This principle in the reliability pillar of the Google Cloud Architecture Framework provides recommendations to help you use horizontal scalability. By using horizontal scalability, you can help ensure that your workloads in Google Cloud can scale efficiently and maintain performance.
This principle is relevant to the scoping focus area of reliability.
Principle overview
Re-architect your system to a horizontal architecture. To accommodate growth in traffic or data, you can add more resources. You can also remove resources when they're not in use.
To understand the value of horizontal scaling, consider the limitations of vertical scaling.
A common scenario for vertical scaling is to use a MySQL database as the primary database with critical data. As database usage increases, more RAM and CPU is required. Eventually, the database reaches the memory limit on the host machine, and needs to be upgraded. This process might need to be repeated several times. The problem is that there are hard limits on how much a database can grow. VM sizes are not unlimited. The database can reach a point when it's no longer possible to add more resources.
Even if resources were unlimited, a large VM can become a single point of failure. Any problem with the primary database VM can cause error responses or cause a system-wide outage that affects all users. Avoid single points of failure, as described in Build highly available systems through redundant resources.
Besides these scaling limits, vertical scaling tends to be more expensive. The cost can increase exponentially as machines with greater amounts of compute power and memory are acquired.
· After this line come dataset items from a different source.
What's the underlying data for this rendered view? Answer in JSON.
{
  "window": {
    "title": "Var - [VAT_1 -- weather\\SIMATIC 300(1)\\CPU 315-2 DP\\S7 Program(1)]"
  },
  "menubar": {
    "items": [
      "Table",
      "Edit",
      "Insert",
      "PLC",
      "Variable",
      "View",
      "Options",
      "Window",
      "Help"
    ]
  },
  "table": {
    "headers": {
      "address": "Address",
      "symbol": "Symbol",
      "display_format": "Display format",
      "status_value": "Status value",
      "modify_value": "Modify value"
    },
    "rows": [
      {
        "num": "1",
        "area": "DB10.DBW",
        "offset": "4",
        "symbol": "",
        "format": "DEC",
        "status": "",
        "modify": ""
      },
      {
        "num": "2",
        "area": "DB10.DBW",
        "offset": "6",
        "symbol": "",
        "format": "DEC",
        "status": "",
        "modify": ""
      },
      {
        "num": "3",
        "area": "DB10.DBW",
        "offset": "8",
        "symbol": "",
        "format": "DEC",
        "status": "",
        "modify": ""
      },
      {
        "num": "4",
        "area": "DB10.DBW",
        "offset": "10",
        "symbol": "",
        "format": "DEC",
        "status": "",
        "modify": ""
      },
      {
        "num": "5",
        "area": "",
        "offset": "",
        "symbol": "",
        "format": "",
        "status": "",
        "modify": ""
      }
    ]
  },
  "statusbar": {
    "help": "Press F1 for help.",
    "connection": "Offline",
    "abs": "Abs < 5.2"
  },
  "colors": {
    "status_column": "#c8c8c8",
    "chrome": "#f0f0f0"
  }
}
Horizontal scaling, by contrast, can cost less. The potential for horizontal scaling is virtually unlimited in a system that's designed to scale.
Recommendations
To transition from a single VM architecture to a horizontal multiple-machine architecture, you need to plan carefully and use the right tools. To help you achieve horizontal scaling, consider the recommendations in the following subsections.
Use managed services
Managed services remove the need to manually manage horizontal scaling. For example, with Compute Engine managed instance groups (MIGs), you can add or remove VMs to scale your application horizontally. For containerized applications, Cloud Run is a serverless platform that can automatically scale your stateless containers based on incoming traffic.
Promote modular design
Modular components and clear interfaces help you scale individual components as needed, instead of scaling the entire application. For more information, see Promote modular design in the performance optimization pillar.
Implement a stateless design
Design applications to be stateless, meaning no locally stored data. This lets you add or remove instances without worrying about data consistency.